Entre lo clásico y las vanguardias, el estilo de Eva es digno de novela


Para la sesión de fotos que acompaña a estas líneas ha elegido una chaqueta de Rochas de hace 16 años. Su diseño de líneas rectas podría ser el de cualquier prenda recién lanzada al mercado. "Soy bastante clásica, pero tengo cosas que se anticipan un poco al tiempo", sopesa. De hecho, si pudiera cambiar su armario por el de otra persona elegiría el de Elsa Schiaparelli, que se adelantó a su tiempo como pocos. También aceptaría el trueque con cualquiera de las musas de Woody Allen en sus películas del siglo pasado, como Diane Keaton en Misterioso asesinato en Manhattan (1993). Sus estilismos masculinos encajan a la perfección con los de Eva, que rehúye de escotes y prendas ajustadas. Su versión de la feminidad (estilísticamente hablando) se concentra en la barra de labios roja. Su armario está, además, lleno de anécdotas dignas de novela.

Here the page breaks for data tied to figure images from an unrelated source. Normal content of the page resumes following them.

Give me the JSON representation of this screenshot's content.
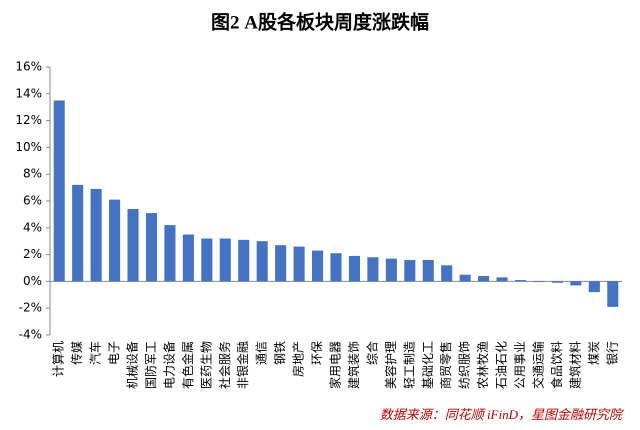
{
  "chart_data": {
    "type": "bar",
    "title": "图2  A股各板块周度涨跌幅",
    "categories": [
      "计算机",
      "传媒",
      "汽车",
      "电子",
      "机械设备",
      "国防军工",
      "电力设备",
      "有色金属",
      "医药生物",
      "社会服务",
      "非银金融",
      "通信",
      "钢铁",
      "房地产",
      "环保",
      "家用电器",
      "建筑装饰",
      "综合",
      "美容护理",
      "轻工制造",
      "基础化工",
      "商贸零售",
      "纺织服饰",
      "农林牧渔",
      "石油石化",
      "公用事业",
      "交通运输",
      "食品饮料",
      "建筑材料",
      "煤炭",
      "银行"
    ],
    "values": [
      13.5,
      7.2,
      6.9,
      6.1,
      5.4,
      5.1,
      4.2,
      3.5,
      3.2,
      3.2,
      3.1,
      3.0,
      2.7,
      2.6,
      2.3,
      2.1,
      1.9,
      1.8,
      1.7,
      1.6,
      1.6,
      1.2,
      0.5,
      0.4,
      0.3,
      0.1,
      -0.05,
      -0.1,
      -0.3,
      -0.8,
      -1.9
    ],
    "color": "#4472c4",
    "ylim": [
      -4,
      16
    ],
    "yticks": [
      {
        "value": -4,
        "label": "-4%"
      },
      {
        "value": -2,
        "label": "-2%"
      },
      {
        "value": 0,
        "label": "0%"
      },
      {
        "value": 2,
        "label": "2%"
      },
      {
        "value": 4,
        "label": "4%"
      },
      {
        "value": 6,
        "label": "6%"
      },
      {
        "value": 8,
        "label": "8%"
      },
      {
        "value": 10,
        "label": "10%"
      },
      {
        "value": 12,
        "label": "12%"
      },
      {
        "value": 14,
        "label": "14%"
      },
      {
        "value": 16,
        "label": "16%"
      }
    ],
    "grid": false,
    "source": "数据来源：同花顺 iFinD，星图金融研究院"
  }
}
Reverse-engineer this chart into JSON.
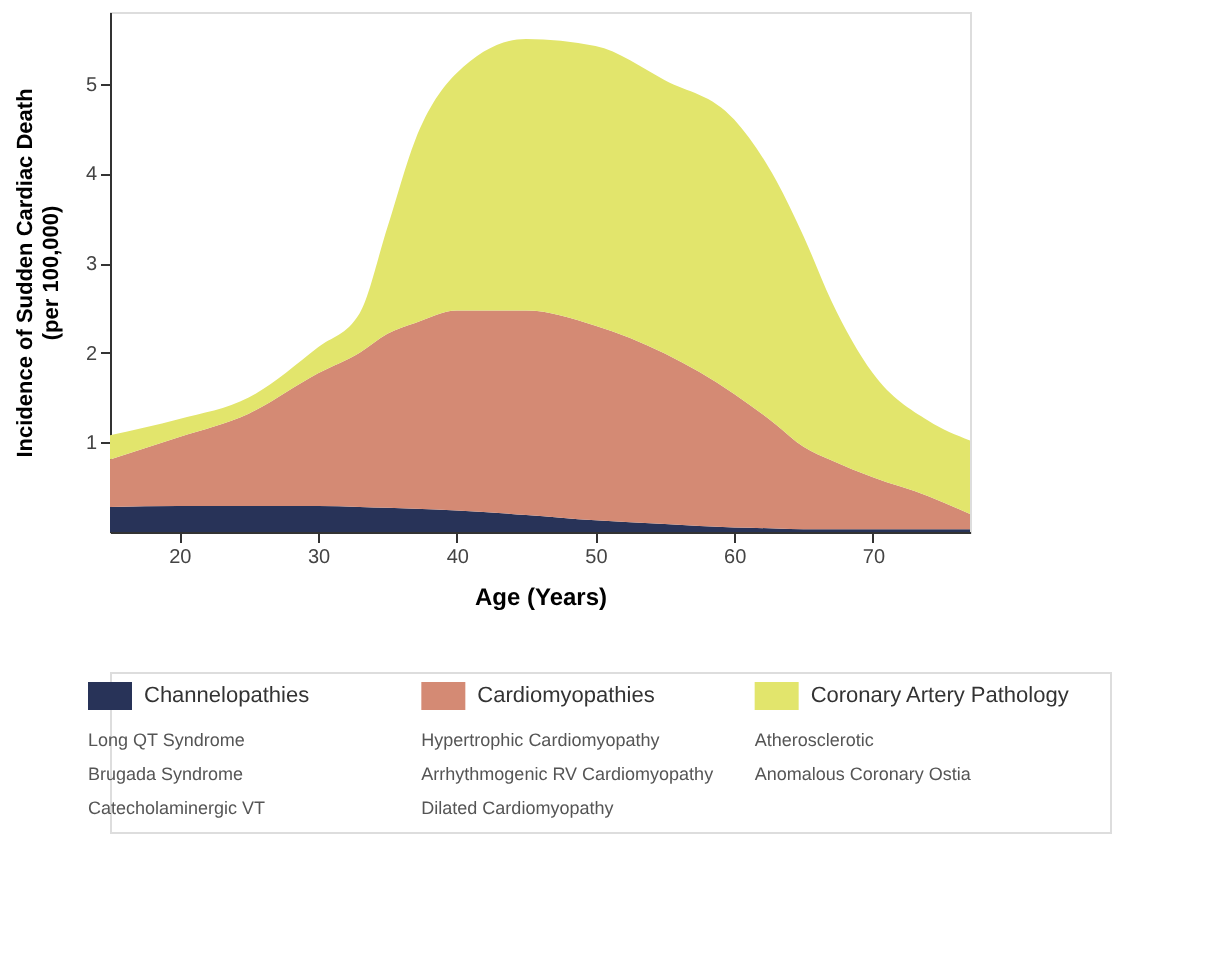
{
  "chart_data": {
    "type": "area",
    "stacked": true,
    "xlabel": "Age (Years)",
    "ylabel": "Incidence of Sudden Cardiac Death\n(per 100,000)",
    "x": [
      15,
      20,
      25,
      30,
      33,
      35,
      37,
      40,
      45,
      50,
      55,
      60,
      63,
      65,
      67,
      70,
      74,
      77
    ],
    "series": [
      {
        "name": "Channelopathies",
        "color": "#283358",
        "values": [
          0.28,
          0.29,
          0.29,
          0.29,
          0.28,
          0.27,
          0.26,
          0.24,
          0.19,
          0.13,
          0.09,
          0.05,
          0.04,
          0.03,
          0.03,
          0.03,
          0.03,
          0.03
        ]
      },
      {
        "name": "Cardiomyopathies",
        "color": "#d48a74",
        "values": [
          0.53,
          0.77,
          1.03,
          1.48,
          1.72,
          1.94,
          2.07,
          2.23,
          2.28,
          2.17,
          1.9,
          1.49,
          1.16,
          0.92,
          0.77,
          0.58,
          0.37,
          0.17
        ]
      },
      {
        "name": "Coronary Artery Pathology",
        "color": "#e2e56c",
        "values": [
          0.27,
          0.2,
          0.18,
          0.29,
          0.44,
          1.19,
          2.04,
          2.65,
          3.03,
          3.12,
          3.05,
          3.06,
          2.73,
          2.35,
          1.78,
          1.16,
          0.84,
          0.82
        ]
      }
    ],
    "xlim": [
      15,
      77
    ],
    "ylim": [
      0,
      5.8
    ],
    "xticks": [
      20,
      30,
      40,
      50,
      60,
      70
    ],
    "yticks": [
      1,
      2,
      3,
      4,
      5
    ],
    "grid": false,
    "legend": "bottom",
    "annotations": [
      "Long QT Syndrome",
      "Hypertrophic Cardiomyopathy",
      "Atherosclerotic",
      "Brugada Syndrome",
      "Arrhythmogenic RV Cardiomyopathy",
      "Anomalous Coronary Ostia",
      "Catecholaminergic VT",
      "Dilated Cardiomyopathy"
    ]
  }
}
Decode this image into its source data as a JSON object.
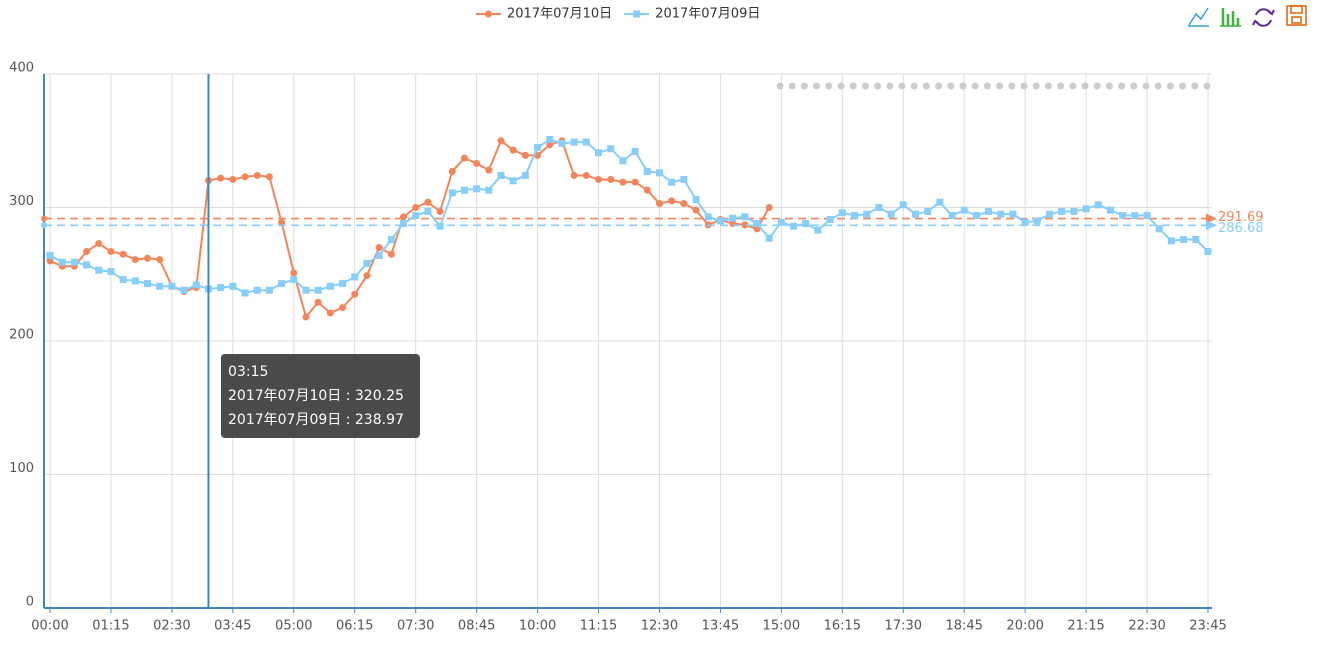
{
  "chart_data": {
    "type": "line",
    "categories": [
      "00:00",
      null,
      null,
      null,
      null,
      "01:15",
      null,
      null,
      null,
      null,
      "02:30",
      null,
      null,
      null,
      null,
      "03:45",
      null,
      null,
      null,
      null,
      "05:00",
      null,
      null,
      null,
      null,
      "06:15",
      null,
      null,
      null,
      null,
      "07:30",
      null,
      null,
      null,
      null,
      "08:45",
      null,
      null,
      null,
      null,
      "10:00",
      null,
      null,
      null,
      null,
      "11:15",
      null,
      null,
      null,
      null,
      "12:30",
      null,
      null,
      null,
      null,
      "13:45",
      null,
      null,
      null,
      null,
      "15:00",
      null,
      null,
      null,
      null,
      "16:15",
      null,
      null,
      null,
      null,
      "17:30",
      null,
      null,
      null,
      null,
      "18:45",
      null,
      null,
      null,
      null,
      "20:00",
      null,
      null,
      null,
      null,
      "21:15",
      null,
      null,
      null,
      null,
      "22:30",
      null,
      null,
      null,
      null,
      "23:45"
    ],
    "series": [
      {
        "name": "2017年07月10日",
        "color": "#f4845a",
        "symbol": "circle",
        "average": 291.69,
        "values": [
          260,
          256,
          256,
          267,
          273,
          267,
          265,
          261,
          262,
          261,
          241,
          237,
          240,
          320.25,
          322,
          321,
          323,
          324,
          323,
          289,
          251,
          218,
          229,
          221,
          225,
          235,
          249,
          270,
          265,
          293,
          300,
          304,
          297,
          327,
          337,
          333,
          328,
          350,
          343,
          339,
          339,
          347,
          350,
          324,
          324,
          321,
          321,
          319,
          319,
          313,
          303,
          305,
          303,
          298,
          287,
          291,
          288,
          287,
          284,
          300,
          null,
          null,
          null,
          null,
          null,
          null,
          null,
          null,
          null,
          null,
          null,
          null,
          null,
          null,
          null,
          null,
          null,
          null,
          null,
          null,
          null,
          null,
          null,
          null,
          null,
          null,
          null,
          null,
          null,
          null,
          null,
          null,
          null,
          null,
          null,
          null
        ]
      },
      {
        "name": "2017年07月09日",
        "color": "#87cefa",
        "symbol": "square",
        "average": 286.68,
        "values": [
          264,
          259,
          259,
          257,
          253,
          252,
          246,
          245,
          243,
          241,
          241,
          238,
          242,
          238.97,
          240,
          241,
          236,
          238,
          238,
          243,
          246,
          238,
          238,
          241,
          243,
          248,
          258,
          264,
          276,
          288,
          294,
          297,
          286,
          311,
          313,
          314,
          313,
          324,
          320,
          324,
          345,
          351,
          348,
          349,
          349,
          341,
          344,
          335,
          342,
          327,
          326,
          319,
          321,
          306,
          293,
          290,
          292,
          293,
          288,
          277,
          289,
          286,
          288,
          283,
          291,
          296,
          294,
          295,
          300,
          295,
          302,
          295,
          297,
          304,
          294,
          298,
          294,
          297,
          295,
          295,
          289,
          290,
          295,
          297,
          297,
          299,
          302,
          298,
          294,
          294,
          294,
          284,
          275,
          276,
          276,
          267
        ]
      }
    ],
    "ylim": [
      0,
      400
    ],
    "yticks": [
      0,
      100,
      200,
      300,
      400
    ],
    "grid": true,
    "tooltip": {
      "index": 13,
      "label": "03:15",
      "separator": " : "
    }
  }
}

Eva Serrano no compra moda compulsivamente: todo lo que posee es fruto de "encuentros". Aún así, ha construido una flamante colección de piezas de culto.

Fotografía: Gema López
Fotografía: Gema López

Los zapatos que luce en estas páginas, por ejemplo, serían un buen punto de partida. "Un día fui a Barcelona a la entrega de un premio literario. Estaba en el taxi, pasamos por delante del escaparate de Rochas y los vi. Le dije al taxista que parara y me los compré", recuerda con gesto de satisfacción. Su narración textil estaría aderezada con una amplísima colección de broches, gafas de ver y piezas heredadas de su madre, como unos bolsos de Loewe. Un clásico escrito con hilo.